Carmen referred to her waitresses as hostesses: “that is what they were, and with the exception of the lesbians, all my girls were boys or had been boys at some time. They had to be beautiful. That was the mark of my establishment” - "I was paid well. I was paid well under the table," she claimed later.

The hostesses were encouraged to sit and talk with customers to make them feel comfortable. Customers played the "teacups", leaving them a certain way to signal their sexual preference. Although homosexuality was illegal, various types of sexual liaison were available.

Patrons arranged their coffee cups in particular ways to indicate whether they were after a heterosexual, gay, transsexual, or drag queen encounter. Regular customers were also able to liven up their coffee by purchasing a nip of brandy.

Carmen never dressed down. She flaunted what man had given her in the form of enormous silicate breasts, pressing her beauties into sumptuous satin and heaving velvet. "I dressed up as a madam, you know, a classy madam, tits hanging out and split dresses. And all the drag queens I had working for me were very, very stunning and beautiful. They used to wear a lot of wigs, a lot of makeup and lovely miniskirts or split dresses and low-top dresses - because a lot of my girls had to have their busts done in Cairo, Egypt."

As for her personal sense of style and colour, it appears to have owed much to her namesake Carmen Miranda (Maria do Carmo Miranda da Cunha) the Portuguese-born Brazilian, samba singer, Broadway actress and Hollywood film star popular in the 1940s and 1950s, who was noted for her signature fruit bowl hat.

Carmen's other Wellington business ventures included striptease club The Balcony, an Egyptian tearoom in Cuba Street (’I had the walls sprayed with golden sand which sparkled … a large wooden elephant from Egypt stood by the doorway’), a curio shop, a massage parlour, and a brothel in a big old house in Hataitai.

Her unsuccessful 1977 bid for the Wellington mayoralty - backed by businessman Bob Jones, under the slogan ‘Get in behind’ - saw her rise to national prominence.

When she ran for mayor, Carmen campaigned for hotel bars to be open till midnight or even 2am; the drinking age to be lowered to 18; prostitution to be made legal; abortion to be decriminalised; homosexual acts to be decriminalised; sex education in schools for 14-year-olds; and nudity on some beaches.

"Bob Jones was so good to me.
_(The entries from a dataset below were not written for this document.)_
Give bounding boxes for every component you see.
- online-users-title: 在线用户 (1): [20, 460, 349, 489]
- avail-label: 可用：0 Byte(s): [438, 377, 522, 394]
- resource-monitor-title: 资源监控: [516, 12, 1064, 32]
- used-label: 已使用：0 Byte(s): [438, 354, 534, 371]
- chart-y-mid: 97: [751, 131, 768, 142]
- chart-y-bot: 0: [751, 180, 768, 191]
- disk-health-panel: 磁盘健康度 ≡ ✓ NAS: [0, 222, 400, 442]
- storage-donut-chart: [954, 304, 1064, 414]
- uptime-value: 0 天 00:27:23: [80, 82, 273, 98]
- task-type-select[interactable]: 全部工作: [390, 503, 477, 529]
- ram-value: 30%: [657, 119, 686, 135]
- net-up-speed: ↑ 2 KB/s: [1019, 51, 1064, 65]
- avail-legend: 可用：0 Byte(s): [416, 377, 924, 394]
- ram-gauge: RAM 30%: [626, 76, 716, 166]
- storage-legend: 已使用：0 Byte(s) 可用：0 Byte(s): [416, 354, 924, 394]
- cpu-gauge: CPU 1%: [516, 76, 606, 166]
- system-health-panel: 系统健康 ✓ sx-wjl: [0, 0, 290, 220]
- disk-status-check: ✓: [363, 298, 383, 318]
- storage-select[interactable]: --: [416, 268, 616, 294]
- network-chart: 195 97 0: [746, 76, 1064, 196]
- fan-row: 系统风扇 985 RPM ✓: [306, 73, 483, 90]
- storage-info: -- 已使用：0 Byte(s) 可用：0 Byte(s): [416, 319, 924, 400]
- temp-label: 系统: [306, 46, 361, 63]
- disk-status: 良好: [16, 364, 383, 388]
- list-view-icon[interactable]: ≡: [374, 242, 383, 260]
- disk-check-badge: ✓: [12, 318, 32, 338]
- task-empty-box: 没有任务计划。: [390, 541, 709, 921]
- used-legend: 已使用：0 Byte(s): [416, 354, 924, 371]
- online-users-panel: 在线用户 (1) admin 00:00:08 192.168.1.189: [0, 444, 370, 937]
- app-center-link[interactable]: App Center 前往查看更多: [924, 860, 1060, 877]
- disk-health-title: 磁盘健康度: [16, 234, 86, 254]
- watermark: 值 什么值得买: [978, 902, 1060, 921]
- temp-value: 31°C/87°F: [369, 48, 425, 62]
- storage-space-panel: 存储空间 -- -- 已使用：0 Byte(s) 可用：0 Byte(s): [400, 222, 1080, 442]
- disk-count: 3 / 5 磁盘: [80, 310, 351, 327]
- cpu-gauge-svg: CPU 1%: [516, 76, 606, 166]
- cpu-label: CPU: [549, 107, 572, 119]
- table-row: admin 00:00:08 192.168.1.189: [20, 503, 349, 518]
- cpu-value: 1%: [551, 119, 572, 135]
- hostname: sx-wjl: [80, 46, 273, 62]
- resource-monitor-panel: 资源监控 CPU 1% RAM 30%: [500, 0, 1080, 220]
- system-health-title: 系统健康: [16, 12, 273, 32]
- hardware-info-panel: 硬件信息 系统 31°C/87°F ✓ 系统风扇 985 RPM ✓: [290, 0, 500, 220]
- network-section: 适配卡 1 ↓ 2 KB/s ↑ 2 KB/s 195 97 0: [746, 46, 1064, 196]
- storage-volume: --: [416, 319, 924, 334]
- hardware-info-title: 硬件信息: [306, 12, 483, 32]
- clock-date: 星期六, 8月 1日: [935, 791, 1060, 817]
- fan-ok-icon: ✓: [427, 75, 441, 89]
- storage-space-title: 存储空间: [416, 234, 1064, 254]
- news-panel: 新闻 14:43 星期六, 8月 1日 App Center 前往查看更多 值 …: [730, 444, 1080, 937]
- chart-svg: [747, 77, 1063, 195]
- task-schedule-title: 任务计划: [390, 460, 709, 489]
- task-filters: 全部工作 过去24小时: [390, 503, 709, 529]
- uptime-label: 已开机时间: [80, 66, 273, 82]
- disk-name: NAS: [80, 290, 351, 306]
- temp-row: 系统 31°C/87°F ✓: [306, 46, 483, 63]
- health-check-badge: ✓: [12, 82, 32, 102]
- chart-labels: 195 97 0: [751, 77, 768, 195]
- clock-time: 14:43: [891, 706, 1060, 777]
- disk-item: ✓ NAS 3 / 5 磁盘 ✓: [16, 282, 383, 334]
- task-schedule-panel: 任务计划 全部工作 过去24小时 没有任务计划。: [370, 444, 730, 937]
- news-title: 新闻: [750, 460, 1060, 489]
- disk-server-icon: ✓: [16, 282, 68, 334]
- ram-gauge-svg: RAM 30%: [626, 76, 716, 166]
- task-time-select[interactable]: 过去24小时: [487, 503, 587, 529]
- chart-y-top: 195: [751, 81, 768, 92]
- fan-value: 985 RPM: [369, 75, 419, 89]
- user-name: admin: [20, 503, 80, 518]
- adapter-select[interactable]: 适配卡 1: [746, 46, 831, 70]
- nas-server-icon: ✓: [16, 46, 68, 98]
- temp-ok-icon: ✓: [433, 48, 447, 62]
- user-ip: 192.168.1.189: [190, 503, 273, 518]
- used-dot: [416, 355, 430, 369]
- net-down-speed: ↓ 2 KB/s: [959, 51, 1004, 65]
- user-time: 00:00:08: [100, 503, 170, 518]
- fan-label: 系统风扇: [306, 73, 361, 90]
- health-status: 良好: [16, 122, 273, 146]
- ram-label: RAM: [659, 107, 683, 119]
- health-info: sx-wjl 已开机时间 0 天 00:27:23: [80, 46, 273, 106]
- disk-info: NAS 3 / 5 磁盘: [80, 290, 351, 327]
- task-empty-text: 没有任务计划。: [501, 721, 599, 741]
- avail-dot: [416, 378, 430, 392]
He was lovely when I decided to go for mayor. He gave me a big white limousine to run around in."

All the reforms she had been hoping to put through back then had finally happened, she said. "I might have psychic abilities or maybe I was just ahead of my time. I wanted gay marriage to be legalised, brothels and casinos. It's all here now."

"I enjoyed doing the campaign. I haven't seen Bob in years. He's probably better looking than me now,” she said in a 2009 interview.
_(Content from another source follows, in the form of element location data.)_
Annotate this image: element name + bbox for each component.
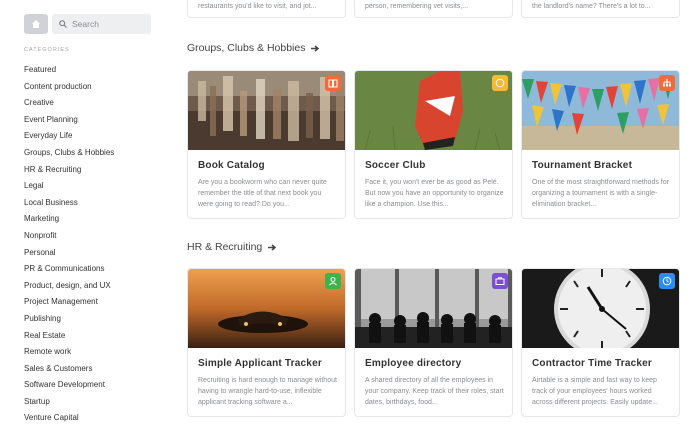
template-card-tournament-bracket[interactable]: Tournament Bracket One of the most strai… (521, 70, 680, 219)
book-icon (325, 75, 341, 91)
sidebar-item-local-business[interactable]: Local Business (24, 195, 114, 212)
sidebar-item-marketing[interactable]: Marketing (24, 211, 114, 228)
ball-icon (492, 75, 508, 91)
template-card-partial[interactable]: person, remembering vet visits,... (354, 0, 513, 18)
home-icon (32, 20, 40, 28)
sidebar-item-personal[interactable]: Personal (24, 245, 114, 262)
card-description: A shared directory of all the employees … (365, 377, 504, 406)
arrow-right-icon (311, 44, 320, 52)
template-card-partial[interactable]: the landlord's name? There's a lot to... (521, 0, 680, 18)
card-title: Employee directory (365, 358, 462, 369)
sidebar-item-featured[interactable]: Featured (24, 62, 114, 79)
sidebar-item-nonprofit[interactable]: Nonprofit (24, 228, 114, 245)
sidebar-item-legal[interactable]: Legal (24, 178, 114, 195)
sidebar-item-pr-communications[interactable]: PR & Communications (24, 261, 114, 278)
clock-icon (659, 273, 675, 289)
template-card-applicant-tracker[interactable]: Simple Applicant Tracker Recruiting is h… (187, 268, 346, 417)
bracket-icon (659, 75, 675, 91)
card-title: Tournament Bracket (532, 160, 633, 171)
card-description: Airtable is a simple and fast way to kee… (532, 377, 658, 406)
sidebar-item-real-estate[interactable]: Real Estate (24, 328, 114, 345)
sidebar-item-product-design-ux[interactable]: Product, design, and UX (24, 278, 114, 295)
arrow-right-icon (268, 243, 277, 251)
template-card-book-catalog[interactable]: Book Catalog Are you a bookworm who can … (187, 70, 346, 219)
card-thumbnail-image (188, 269, 345, 348)
search-icon (59, 20, 67, 28)
sidebar-item-hr-recruiting[interactable]: HR & Recruiting (24, 162, 114, 179)
card-thumbnail-image (355, 269, 512, 348)
template-card-employee-directory[interactable]: Employee directory A shared directory of… (354, 268, 513, 417)
template-card-contractor-time-tracker[interactable]: Contractor Time Tracker Airtable is a si… (521, 268, 680, 417)
sidebar-item-sales-customers[interactable]: Sales & Customers (24, 361, 114, 378)
sidebar-item-venture-capital[interactable]: Venture Capital (24, 410, 114, 427)
sidebar-item-project-management[interactable]: Project Management (24, 294, 114, 311)
card-description: Face it, you won't ever be as good as Pe… (365, 179, 504, 208)
card-description: One of the most straightforward methods … (532, 179, 669, 208)
main-content: restaurants you'd like to visit, and jot… (165, 0, 700, 430)
person-icon (325, 273, 341, 289)
category-list: Featured Content production Creative Eve… (24, 62, 114, 427)
sidebar-item-publishing[interactable]: Publishing (24, 311, 114, 328)
card-description: the landlord's name? There's a lot to... (532, 3, 651, 10)
card-title: Contractor Time Tracker (532, 358, 653, 369)
card-description: person, remembering vet visits,... (365, 3, 469, 10)
home-button[interactable] (24, 14, 48, 34)
sidebar-item-everyday-life[interactable]: Everyday Life (24, 128, 114, 145)
sidebar-item-content-production[interactable]: Content production (24, 79, 114, 96)
sidebar-item-event-planning[interactable]: Event Planning (24, 112, 114, 129)
card-description: Recruiting is hard enough to manage with… (198, 377, 337, 406)
sidebar-item-creative[interactable]: Creative (24, 95, 114, 112)
sidebar-item-remote-work[interactable]: Remote work (24, 344, 114, 361)
card-thumbnail-image (522, 71, 679, 150)
card-title: Soccer Club (365, 160, 426, 171)
briefcase-icon (492, 273, 508, 289)
card-thumbnail-image (188, 71, 345, 150)
search-box[interactable] (52, 14, 151, 34)
section-title-text: Groups, Clubs & Hobbies (187, 42, 306, 54)
sidebar: CATEGORIES Featured Content production C… (0, 0, 165, 430)
card-description: restaurants you'd like to visit, and jot… (198, 3, 317, 10)
template-card-soccer-club[interactable]: Soccer Club Face it, you won't ever be a… (354, 70, 513, 219)
sidebar-item-groups-clubs-hobbies[interactable]: Groups, Clubs & Hobbies (24, 145, 114, 162)
section-title-hr[interactable]: HR & Recruiting (187, 241, 277, 253)
sidebar-item-startup[interactable]: Startup (24, 394, 114, 411)
categories-heading: CATEGORIES (24, 47, 70, 53)
card-thumbnail-image (355, 71, 512, 150)
card-description: Are you a bookworm who can never quite r… (198, 179, 327, 208)
search-input[interactable] (72, 19, 142, 29)
card-thumbnail-image (522, 269, 679, 348)
section-title-text: HR & Recruiting (187, 241, 263, 253)
section-title-groups[interactable]: Groups, Clubs & Hobbies (187, 42, 320, 54)
template-card-partial[interactable]: restaurants you'd like to visit, and jot… (187, 0, 346, 18)
sidebar-item-software-development[interactable]: Software Development (24, 377, 114, 394)
card-title: Simple Applicant Tracker (198, 358, 322, 369)
card-title: Book Catalog (198, 160, 265, 171)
Carmen died in Sydney – her home since she returned there in 1979.

As Sean Plunkett comments ‘in [Wellington] a place that was for a long time grey and conservative, Carmen was a bright flower pushing up through a crack in the pavement. Maybe it wasn't meant to be there and it disrupted the perfect order of things but she certainly helped make our world a lot brighter’.

I never knew Carmen but I did have some acquaintance with Sydney's King’s Cross in the 1960s when the mafia ran the show and the players were hustlers, pimps, hoons, queens, US Servicemen on R& R from ‘Nam’ and the odd wide-eyed innocent student like me. Oh Texas Tavern and Starlight Bar!

As Carmen once explained: "You had flower people, you had the bohemians, you had voodoo, witchcraft, and black magic. It was just the most wonderful, interesting era."

Once I was having a beer while watching a dancing troupe consisting of a man and two women. One of the girls, a leggy blonde, was absolutely stunning and we exchanged glances while she danced. However, I recoiled when she came off the stage and it became apparent that her g-string was more of a he-string. On reflection, I chided myself for being 'ungentlemanly' in my reaction.

Were men back then naive? "Naive," Carmen agreed. But it takes two to samba and the personal liberties that were taken and eventually secured led on to the tolerance and openness that we now all take so much for granted.